An entity that meets more than one trading partner definition must comply with all applicable requirements in section 582 of the FD&C Act, but not duplicative requirements. Visit section 582(a)(1) of the FD&C Act for more information.

Does FDA have standardized forms for transaction information, transaction history and transaction statements that I can use?

No. FDA has not established standardized forms for such product tracing information. The agency issued a final guidance, “DSCSA Standards for the Interoperable Exchange of Information for Tracing of Certain Human, Finished, Prescription Drugs: How to Exchange Product Tracing Information,” that identifies standards to help trading partners understand the methods available for exchanging product tracing information.

When a pharmacy sells a product to another pharmacy, do the DSCSA product tracing requirements related to transaction history, transaction information and transaction statements apply?

Yes, except for sales by a dispenser to another dispenser to fulfill a specific patient need. The law defines a “specific patient need” as the transfer of a product from one pharmacy to another to fill a prescription for an identified patient and does not include the transfer of a product from one pharmacy to another for the purpose of increasing or replenishing stock in anticipation of a potential need. Visit sections 581(19) and 582(d)(1)(A)(ii) of the FD&C Act for more information.

Do veterinarians or veterinary clinics have any obligations under product tracing or other obligations under DSCSA when they use human prescription drugs in animals?

No. If a veterinarian or a veterinary clinic uses human prescription drugs only in animals in accordance with section 512(a)(5) of the FD&C Act, the veterinarian or veterinary clinic is excluded from the definition of dispenser under section 581(3)(B) of the FD&C Act.

I am being asked to obtain a Global Location Number (GLN) by my suppliers (e.g., wholesale distributor or manufacturer). Is this a requirement under DSCSA?

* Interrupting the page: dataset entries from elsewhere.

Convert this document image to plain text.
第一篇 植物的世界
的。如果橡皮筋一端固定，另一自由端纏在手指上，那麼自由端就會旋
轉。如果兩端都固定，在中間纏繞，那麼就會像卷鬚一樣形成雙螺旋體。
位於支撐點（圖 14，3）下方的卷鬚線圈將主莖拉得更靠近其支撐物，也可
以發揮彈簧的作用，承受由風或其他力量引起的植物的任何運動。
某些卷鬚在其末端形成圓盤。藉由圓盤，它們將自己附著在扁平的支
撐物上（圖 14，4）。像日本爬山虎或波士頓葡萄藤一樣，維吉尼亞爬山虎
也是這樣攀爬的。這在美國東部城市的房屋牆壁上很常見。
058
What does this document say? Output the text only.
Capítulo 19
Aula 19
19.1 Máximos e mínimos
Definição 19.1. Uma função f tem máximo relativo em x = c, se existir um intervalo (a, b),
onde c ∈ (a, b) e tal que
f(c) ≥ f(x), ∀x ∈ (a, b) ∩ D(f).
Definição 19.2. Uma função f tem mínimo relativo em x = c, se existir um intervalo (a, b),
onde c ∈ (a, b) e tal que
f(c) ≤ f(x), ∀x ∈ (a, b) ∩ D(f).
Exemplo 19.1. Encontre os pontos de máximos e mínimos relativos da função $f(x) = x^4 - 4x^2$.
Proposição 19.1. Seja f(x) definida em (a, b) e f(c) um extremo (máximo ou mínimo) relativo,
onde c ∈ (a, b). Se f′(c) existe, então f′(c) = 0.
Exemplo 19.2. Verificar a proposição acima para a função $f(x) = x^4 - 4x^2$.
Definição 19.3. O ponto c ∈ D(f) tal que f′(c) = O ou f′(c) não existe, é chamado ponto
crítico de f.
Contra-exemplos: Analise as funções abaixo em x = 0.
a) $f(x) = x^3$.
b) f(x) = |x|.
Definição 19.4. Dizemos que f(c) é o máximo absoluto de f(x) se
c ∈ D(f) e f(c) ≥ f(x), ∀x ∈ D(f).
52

No. DSCSA does not require trading partners to obtain a specific location identifier, such as a GLN. However, for the enhanced drug distribution security requirements in section 582(g)(1) of the FD&C Act, FDA recommends using the GS1 Electronic Product Code Information Services (EPCIS) standard to enable secure, interoperable, electronic data exchange among the pharmaceutical distribution chain. Your trading partner may ask you to obtain a GLN, which is a data element of EPCIS, as a business requirement to facilitate data exchange using EPCIS. 

Visit section VIII of our final guidance, “DSCSA Standards for the Interoperable Exchange of Information for Tracing of Certain Human, Finished, Prescription Drugs: How to Exchange Product Tracing Information.”